During the evening of January 15th, 1991, the United States launched its air assault against Iraq and on Iraqi forces in Kuwait. The operation was called Desert Storm. For weeks, the Air Force pounded Iraqi positions, command and control facilities, radar systems, and logistical support structures.

Finally, the ground war was set to begin. Over 500,000 Iraqi soldiers stood ready to defend their ill-gotten winnings in Kuwait. The Allied Coalition, on the other hand, had a much smaller force. It was, however, better trained and better equipped.

A formation of planes receives fuel. The first phase of the ground war would involve breaking through Iraq's defense network of trenches, landmines, barbed wire and berms. If the Coalition forces became bogged down in these defenses, a blood bath would undoubtedly follow. One scenario put US casualties at over 50,000 with the release of Iraqi chemical and biological weapons across the front.

One of the many things the Iraqis did not count on, however, was the incredible power of the B-52.

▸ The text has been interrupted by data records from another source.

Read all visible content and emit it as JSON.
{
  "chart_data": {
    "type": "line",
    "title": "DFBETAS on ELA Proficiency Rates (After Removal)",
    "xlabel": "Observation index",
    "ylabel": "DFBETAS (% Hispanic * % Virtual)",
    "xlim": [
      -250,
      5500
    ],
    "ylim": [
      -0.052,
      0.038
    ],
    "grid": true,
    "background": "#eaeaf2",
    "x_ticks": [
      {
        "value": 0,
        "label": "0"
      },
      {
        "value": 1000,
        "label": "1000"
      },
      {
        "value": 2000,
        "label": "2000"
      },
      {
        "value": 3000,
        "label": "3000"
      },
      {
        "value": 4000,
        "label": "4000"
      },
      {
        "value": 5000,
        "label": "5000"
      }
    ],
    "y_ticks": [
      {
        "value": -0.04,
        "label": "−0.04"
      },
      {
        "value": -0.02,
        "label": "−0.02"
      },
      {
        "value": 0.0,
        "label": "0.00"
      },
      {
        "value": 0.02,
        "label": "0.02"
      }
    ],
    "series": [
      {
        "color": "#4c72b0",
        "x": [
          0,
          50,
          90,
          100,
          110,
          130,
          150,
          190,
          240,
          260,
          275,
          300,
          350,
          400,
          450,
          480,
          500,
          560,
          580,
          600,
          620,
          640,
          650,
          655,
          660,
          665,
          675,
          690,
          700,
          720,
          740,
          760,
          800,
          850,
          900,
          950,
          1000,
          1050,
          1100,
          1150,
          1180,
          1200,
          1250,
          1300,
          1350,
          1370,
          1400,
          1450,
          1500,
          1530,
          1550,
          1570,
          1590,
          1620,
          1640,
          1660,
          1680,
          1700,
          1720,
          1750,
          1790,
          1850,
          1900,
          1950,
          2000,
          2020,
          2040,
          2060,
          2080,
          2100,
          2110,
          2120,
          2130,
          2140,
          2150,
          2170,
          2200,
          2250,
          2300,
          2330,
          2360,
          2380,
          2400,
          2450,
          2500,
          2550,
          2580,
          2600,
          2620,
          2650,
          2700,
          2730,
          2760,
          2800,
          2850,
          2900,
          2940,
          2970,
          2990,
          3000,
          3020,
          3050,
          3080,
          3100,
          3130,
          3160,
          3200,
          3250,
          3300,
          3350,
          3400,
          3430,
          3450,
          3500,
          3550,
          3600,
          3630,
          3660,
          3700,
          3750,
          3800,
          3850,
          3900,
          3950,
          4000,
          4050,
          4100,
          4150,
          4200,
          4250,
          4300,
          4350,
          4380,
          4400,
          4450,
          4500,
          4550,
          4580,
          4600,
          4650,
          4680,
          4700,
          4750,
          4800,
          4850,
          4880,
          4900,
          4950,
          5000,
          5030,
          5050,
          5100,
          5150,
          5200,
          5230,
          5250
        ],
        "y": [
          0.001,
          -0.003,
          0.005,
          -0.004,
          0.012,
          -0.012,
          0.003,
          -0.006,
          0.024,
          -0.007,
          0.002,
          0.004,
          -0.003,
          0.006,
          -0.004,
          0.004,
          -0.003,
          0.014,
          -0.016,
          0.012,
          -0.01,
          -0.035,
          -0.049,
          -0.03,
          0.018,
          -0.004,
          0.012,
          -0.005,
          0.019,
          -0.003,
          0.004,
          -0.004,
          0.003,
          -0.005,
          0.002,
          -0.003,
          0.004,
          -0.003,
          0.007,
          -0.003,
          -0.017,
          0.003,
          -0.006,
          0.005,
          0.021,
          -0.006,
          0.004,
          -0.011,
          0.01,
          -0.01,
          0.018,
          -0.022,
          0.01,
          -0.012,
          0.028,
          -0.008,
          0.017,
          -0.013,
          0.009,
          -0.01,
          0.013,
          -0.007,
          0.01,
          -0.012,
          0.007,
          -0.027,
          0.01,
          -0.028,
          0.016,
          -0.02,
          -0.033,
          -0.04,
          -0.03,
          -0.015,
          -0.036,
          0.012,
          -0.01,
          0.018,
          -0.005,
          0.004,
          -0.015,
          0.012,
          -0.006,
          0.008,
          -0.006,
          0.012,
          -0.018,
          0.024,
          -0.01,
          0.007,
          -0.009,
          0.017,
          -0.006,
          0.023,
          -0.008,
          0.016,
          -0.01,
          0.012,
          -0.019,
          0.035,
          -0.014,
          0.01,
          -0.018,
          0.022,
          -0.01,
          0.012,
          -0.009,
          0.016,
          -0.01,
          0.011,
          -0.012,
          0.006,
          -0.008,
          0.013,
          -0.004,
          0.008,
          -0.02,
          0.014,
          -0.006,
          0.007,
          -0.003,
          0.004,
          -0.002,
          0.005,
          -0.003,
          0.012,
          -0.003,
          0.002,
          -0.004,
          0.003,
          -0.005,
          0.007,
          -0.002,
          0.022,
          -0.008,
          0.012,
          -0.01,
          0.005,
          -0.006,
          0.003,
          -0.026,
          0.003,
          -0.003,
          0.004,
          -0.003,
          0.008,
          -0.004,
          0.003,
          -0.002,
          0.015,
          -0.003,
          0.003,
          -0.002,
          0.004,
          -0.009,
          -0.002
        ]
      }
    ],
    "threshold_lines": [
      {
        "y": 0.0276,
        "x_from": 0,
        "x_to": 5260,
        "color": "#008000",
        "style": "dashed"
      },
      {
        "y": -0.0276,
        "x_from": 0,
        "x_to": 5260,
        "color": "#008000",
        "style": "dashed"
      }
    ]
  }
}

Units from the 42nd, 2nd, and 93rd and 16th Bomb Wings were deployed to Diego Garcia, a tiny island in the central Indian Ocean. This was the hastily formed 4300th Bomb Wing (Provisional), which also included tankers for air-to-air refueling. From Diego Garcia, the bombers could easily and rapidly strike Iraq. Although a closely held secret at the time, another B-52G group, the 1708th Bomb Wing (Provisional) was stationed at Jeddah a week before the beginning of Operation Desert Storm.

Three other groups were formed for the mission: the 801st Bomb Wing (Provisional) out of Moron, Spain, and the 806th Bomb Wing (Provisional) flying from RAF Fairford in Britain. In all, the number of B-52Gs available for the war effort against Iraq was somewhere between 74 and 86.